Maputo, 18 de Junho (AIM) – Representantes da banca, do sector privado, da academia e de parceiros de desenvolvimento defenderam, esta quarta-feira, em Maputo, uma maior articulação entre as instituições financeiras e o Estado para impulsionar o crescimento económico sustentável de Moçambique.
O debate, promovido pelo Moza Banco e pela Fundação Dom Cabral (FDC), decorreu sob o lema “Como financiar o crescimento de Moçambique: o papel do Banco de Desenvolvimento e da banca comercial”, reunindo especialistas e decisores para uma reflexão sobre os desafios e oportunidades do financiamento ao investimento produtivo no País.
Ao longo da sessão, os participantes destacaram a necessidade de reforçar os mecanismos de financiamento de longo prazo, apoiar o desenvolvimento do sector privado e criar condições para transformar o potencial económico nacional em crescimento sustentável, inclusivo e competitivo.
Na intervenção de abertura, o Professor Carlos Braga partilhou experiências internacionais sobre bancos de desenvolvimento, defendendo que estas instituições podem desempenhar um papel decisivo na transformação económica, desde que assentem em princípios sólidos de governação, sustentabilidade financeira e complementaridade com o sistema financeiro existente.
O painel de debate, moderado pelo Presidente do Conselho de Administração do Moza Banco, Henrique Cossa, contou com as intervenções de Manuel Soares, João Macaringue, Omar Mithá e Olamide Harrison. Os oradores analisaram os principais constrangimentos ao financiamento do crescimento em Moçambique e apontaram soluções para acelerar o investimento, aumentar a produtividade e reforçar a competitividade da economia.
Na ocasião, o Moza Banco e a Fundação Dom Cabral procederam ainda à renovação simbólica do Memorando de Entendimento entre as duas instituições, reafirmando o compromisso conjunto com a capacitação de líderes, o desenvolvimento empresarial e a promoção de iniciativas orientadas para o crescimento económico do País.
O evento integrou igualmente as celebrações dos 18 anos do Moza Banco, assinaladas com a apresentação de um vídeo institucional que retratou os principais marcos da evolução e transformação da instituição ao longo da sua trajectória.

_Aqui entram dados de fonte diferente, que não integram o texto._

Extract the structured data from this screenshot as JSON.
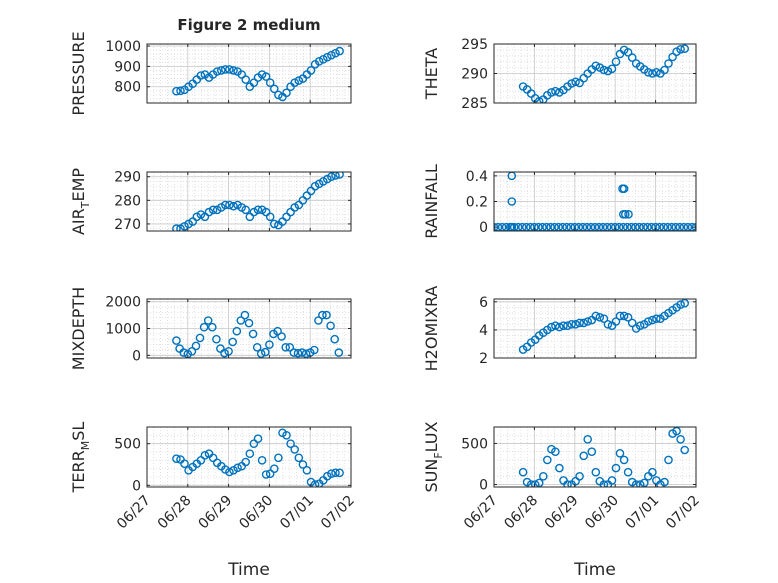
{
  "chart_data": [
    {
      "type": "scatter",
      "title": "Figure 2 medium",
      "ylabel": "PRESSURE",
      "ylim": [
        720,
        1010
      ],
      "yticks": [
        800,
        900,
        1000
      ],
      "xlim": [
        "06/27",
        "07/02"
      ],
      "xticks": [
        "06/27",
        "06/28",
        "06/29",
        "06/30",
        "07/01",
        "07/02"
      ],
      "xtick_labels_shown": false,
      "grid": true,
      "x": [
        0.72,
        0.82,
        0.92,
        1.02,
        1.12,
        1.22,
        1.32,
        1.42,
        1.52,
        1.62,
        1.72,
        1.82,
        1.92,
        2.02,
        2.12,
        2.22,
        2.32,
        2.42,
        2.52,
        2.62,
        2.72,
        2.82,
        2.92,
        3.02,
        3.12,
        3.22,
        3.32,
        3.42,
        3.52,
        3.62,
        3.72,
        3.82,
        3.92,
        4.02,
        4.12,
        4.22,
        4.32,
        4.42,
        4.52,
        4.62,
        4.72
      ],
      "y": [
        778,
        780,
        785,
        800,
        815,
        835,
        855,
        860,
        845,
        860,
        875,
        880,
        885,
        885,
        880,
        875,
        860,
        835,
        800,
        820,
        845,
        860,
        850,
        820,
        790,
        760,
        750,
        770,
        800,
        820,
        830,
        840,
        860,
        880,
        910,
        925,
        935,
        945,
        955,
        965,
        975
      ]
    },
    {
      "type": "scatter",
      "title": "",
      "ylabel": "THETA",
      "ylim": [
        285,
        295
      ],
      "yticks": [
        285,
        290,
        295
      ],
      "xlim": [
        "06/27",
        "07/02"
      ],
      "xticks": [
        "06/27",
        "06/28",
        "06/29",
        "06/30",
        "07/01",
        "07/02"
      ],
      "xtick_labels_shown": false,
      "grid": true,
      "x": [
        0.72,
        0.82,
        0.92,
        1.02,
        1.12,
        1.22,
        1.32,
        1.42,
        1.52,
        1.62,
        1.72,
        1.82,
        1.92,
        2.02,
        2.12,
        2.22,
        2.32,
        2.42,
        2.52,
        2.62,
        2.72,
        2.82,
        2.92,
        3.02,
        3.12,
        3.22,
        3.32,
        3.42,
        3.52,
        3.62,
        3.72,
        3.82,
        3.92,
        4.02,
        4.12,
        4.22,
        4.32,
        4.42,
        4.52,
        4.62,
        4.72
      ],
      "y": [
        287.8,
        287.3,
        286.6,
        285.8,
        285.3,
        285.6,
        286.3,
        286.8,
        287.0,
        286.8,
        287.2,
        287.8,
        288.3,
        288.6,
        288.4,
        289.2,
        290.0,
        290.7,
        291.3,
        291.0,
        290.6,
        290.4,
        290.8,
        292.0,
        293.3,
        294.0,
        293.6,
        292.7,
        291.7,
        291.2,
        290.7,
        290.2,
        290.0,
        290.2,
        290.0,
        290.6,
        291.7,
        292.8,
        293.7,
        294.1,
        294.2
      ]
    },
    {
      "type": "scatter",
      "title": "",
      "ylabel": "AIR_TEMP",
      "ylim": [
        267,
        292
      ],
      "yticks": [
        270,
        280,
        290
      ],
      "xlim": [
        "06/27",
        "07/02"
      ],
      "xticks": [
        "06/27",
        "06/28",
        "06/29",
        "06/30",
        "07/01",
        "07/02"
      ],
      "xtick_labels_shown": false,
      "grid": true,
      "x": [
        0.72,
        0.82,
        0.92,
        1.02,
        1.12,
        1.22,
        1.32,
        1.42,
        1.52,
        1.62,
        1.72,
        1.82,
        1.92,
        2.02,
        2.12,
        2.22,
        2.32,
        2.42,
        2.52,
        2.62,
        2.72,
        2.82,
        2.92,
        3.02,
        3.12,
        3.22,
        3.32,
        3.42,
        3.52,
        3.62,
        3.72,
        3.82,
        3.92,
        4.02,
        4.12,
        4.22,
        4.32,
        4.42,
        4.52,
        4.62,
        4.72
      ],
      "y": [
        268,
        268,
        269,
        270,
        271,
        273,
        274,
        273,
        275,
        276,
        276,
        277,
        278,
        278,
        277.5,
        278,
        277,
        276,
        273,
        275,
        276,
        276,
        275,
        273,
        270,
        269.5,
        271,
        273,
        275,
        277,
        278,
        280,
        282,
        284,
        286,
        287,
        288,
        289,
        290,
        290.5,
        291
      ]
    },
    {
      "type": "scatter",
      "title": "",
      "ylabel": "RAINFALL",
      "ylim": [
        -0.03,
        0.43
      ],
      "yticks": [
        0,
        0.2,
        0.4
      ],
      "xlim": [
        "06/27",
        "07/02"
      ],
      "xticks": [
        "06/27",
        "06/28",
        "06/29",
        "06/30",
        "07/01",
        "07/02"
      ],
      "xtick_labels_shown": false,
      "grid": true,
      "x": [
        0.0,
        0.1,
        0.2,
        0.3,
        0.4,
        0.5,
        0.6,
        0.7,
        0.8,
        0.9,
        1.0,
        1.1,
        1.2,
        1.3,
        1.4,
        1.5,
        1.6,
        1.7,
        1.8,
        1.9,
        2.0,
        2.1,
        2.2,
        2.3,
        2.4,
        2.5,
        2.6,
        2.7,
        2.8,
        2.9,
        3.0,
        3.1,
        3.2,
        3.3,
        3.4,
        3.5,
        3.6,
        3.7,
        3.8,
        3.9,
        4.0,
        4.1,
        4.2,
        4.3,
        4.4,
        4.5,
        4.6,
        4.7,
        4.8,
        4.9,
        5.0,
        0.44,
        0.44,
        0.44,
        3.18,
        3.22,
        3.25,
        3.2,
        3.33
      ],
      "y": [
        0,
        0,
        0,
        0,
        0,
        0,
        0,
        0,
        0,
        0,
        0,
        0,
        0,
        0,
        0,
        0,
        0,
        0,
        0,
        0,
        0,
        0,
        0,
        0,
        0,
        0,
        0,
        0,
        0,
        0,
        0,
        0,
        0,
        0,
        0,
        0,
        0,
        0,
        0,
        0,
        0,
        0,
        0,
        0,
        0,
        0,
        0,
        0,
        0,
        0,
        0,
        0.4,
        0.2,
        0,
        0.3,
        0.3,
        0.1,
        0.1,
        0.1
      ]
    },
    {
      "type": "scatter",
      "title": "",
      "ylabel": "MIXDEPTH",
      "ylim": [
        -100,
        2100
      ],
      "yticks": [
        0,
        1000,
        2000
      ],
      "xlim": [
        "06/27",
        "07/02"
      ],
      "xticks": [
        "06/27",
        "06/28",
        "06/29",
        "06/30",
        "07/01",
        "07/02"
      ],
      "xtick_labels_shown": false,
      "grid": true,
      "x": [
        0.72,
        0.8,
        0.9,
        1.0,
        1.1,
        1.2,
        1.3,
        1.4,
        1.5,
        1.6,
        1.7,
        1.8,
        1.9,
        2.0,
        2.1,
        2.2,
        2.3,
        2.4,
        2.5,
        2.6,
        2.7,
        2.8,
        2.9,
        3.0,
        3.1,
        3.2,
        3.3,
        3.4,
        3.5,
        3.6,
        3.7,
        3.8,
        3.9,
        4.0,
        4.1,
        4.2,
        4.3,
        4.4,
        4.5,
        4.6,
        4.7
      ],
      "y": [
        550,
        250,
        100,
        50,
        150,
        350,
        650,
        1050,
        1300,
        1050,
        600,
        250,
        80,
        150,
        500,
        900,
        1300,
        1500,
        1200,
        800,
        300,
        60,
        120,
        400,
        800,
        900,
        700,
        300,
        300,
        100,
        80,
        100,
        60,
        100,
        200,
        1300,
        1500,
        1500,
        1100,
        600,
        100
      ]
    },
    {
      "type": "scatter",
      "title": "",
      "ylabel": "H2OMIXRA",
      "ylim": [
        2,
        6.2
      ],
      "yticks": [
        2,
        4,
        6
      ],
      "xlim": [
        "06/27",
        "07/02"
      ],
      "xticks": [
        "06/27",
        "06/28",
        "06/29",
        "06/30",
        "07/01",
        "07/02"
      ],
      "xtick_labels_shown": false,
      "grid": true,
      "x": [
        0.72,
        0.82,
        0.92,
        1.02,
        1.12,
        1.22,
        1.32,
        1.42,
        1.52,
        1.62,
        1.72,
        1.82,
        1.92,
        2.02,
        2.12,
        2.22,
        2.32,
        2.42,
        2.52,
        2.62,
        2.72,
        2.82,
        2.92,
        3.02,
        3.12,
        3.22,
        3.32,
        3.42,
        3.52,
        3.62,
        3.72,
        3.82,
        3.92,
        4.02,
        4.12,
        4.22,
        4.32,
        4.42,
        4.52,
        4.62,
        4.72
      ],
      "y": [
        2.6,
        2.8,
        3.1,
        3.3,
        3.6,
        3.8,
        4.0,
        4.2,
        4.3,
        4.2,
        4.3,
        4.3,
        4.4,
        4.4,
        4.5,
        4.5,
        4.6,
        4.7,
        5.0,
        4.9,
        4.8,
        4.4,
        4.3,
        4.6,
        5.0,
        5.0,
        4.9,
        4.5,
        4.1,
        4.3,
        4.4,
        4.6,
        4.7,
        4.8,
        4.8,
        5.0,
        5.2,
        5.4,
        5.6,
        5.8,
        5.9
      ]
    },
    {
      "type": "scatter",
      "title": "",
      "ylabel": "TERR_MSL",
      "ylim": [
        -20,
        700
      ],
      "yticks": [
        0,
        500
      ],
      "xlim": [
        "06/27",
        "07/02"
      ],
      "xticks": [
        "06/27",
        "06/28",
        "06/29",
        "06/30",
        "07/01",
        "07/02"
      ],
      "xlabel": "Time",
      "grid": true,
      "x": [
        0.72,
        0.82,
        0.92,
        1.02,
        1.12,
        1.22,
        1.32,
        1.42,
        1.52,
        1.62,
        1.72,
        1.82,
        1.92,
        2.02,
        2.12,
        2.22,
        2.32,
        2.42,
        2.52,
        2.62,
        2.72,
        2.82,
        2.92,
        3.02,
        3.12,
        3.22,
        3.32,
        3.42,
        3.52,
        3.62,
        3.72,
        3.82,
        3.92,
        4.02,
        4.12,
        4.22,
        4.32,
        4.42,
        4.52,
        4.62,
        4.72
      ],
      "y": [
        320,
        310,
        260,
        180,
        220,
        260,
        300,
        360,
        380,
        330,
        270,
        230,
        190,
        160,
        180,
        210,
        230,
        280,
        380,
        500,
        560,
        300,
        130,
        140,
        200,
        330,
        630,
        600,
        500,
        430,
        330,
        250,
        180,
        40,
        10,
        20,
        60,
        110,
        140,
        150,
        150
      ]
    },
    {
      "type": "scatter",
      "title": "",
      "ylabel": "SUN_FLUX",
      "ylim": [
        -30,
        700
      ],
      "yticks": [
        0,
        500
      ],
      "xlim": [
        "06/27",
        "07/02"
      ],
      "xticks": [
        "06/27",
        "06/28",
        "06/29",
        "06/30",
        "07/01",
        "07/02"
      ],
      "xlabel": "Time",
      "grid": true,
      "x": [
        0.72,
        0.82,
        0.92,
        1.02,
        1.12,
        1.22,
        1.32,
        1.42,
        1.52,
        1.62,
        1.72,
        1.82,
        1.92,
        2.02,
        2.12,
        2.22,
        2.32,
        2.42,
        2.52,
        2.62,
        2.72,
        2.82,
        2.92,
        3.02,
        3.12,
        3.22,
        3.32,
        3.42,
        3.52,
        3.62,
        3.72,
        3.82,
        3.92,
        4.02,
        4.12,
        4.22,
        4.32,
        4.42,
        4.52,
        4.62,
        4.72
      ],
      "y": [
        150,
        30,
        0,
        0,
        20,
        100,
        300,
        430,
        400,
        200,
        50,
        0,
        0,
        40,
        100,
        350,
        550,
        400,
        150,
        40,
        0,
        0,
        50,
        200,
        380,
        300,
        150,
        30,
        0,
        0,
        20,
        100,
        150,
        50,
        0,
        30,
        300,
        620,
        650,
        550,
        420
      ]
    }
  ]
}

Para o Moza Banco, o desenvolvimento sustentável de Moçambique exige não apenas maior acesso ao financiamento, mas também espaços de reflexão e diálogo capazes de gerar soluções práticas para os desafios económicos nacionais. Neste contexto, a instituição reafirma o compromisso de continuar a promover iniciativas que contribuam para o fortalecimento do sector privado, a valorização do conhecimento e a construção de uma economia mais dinâmica, inclusiva e resiliente.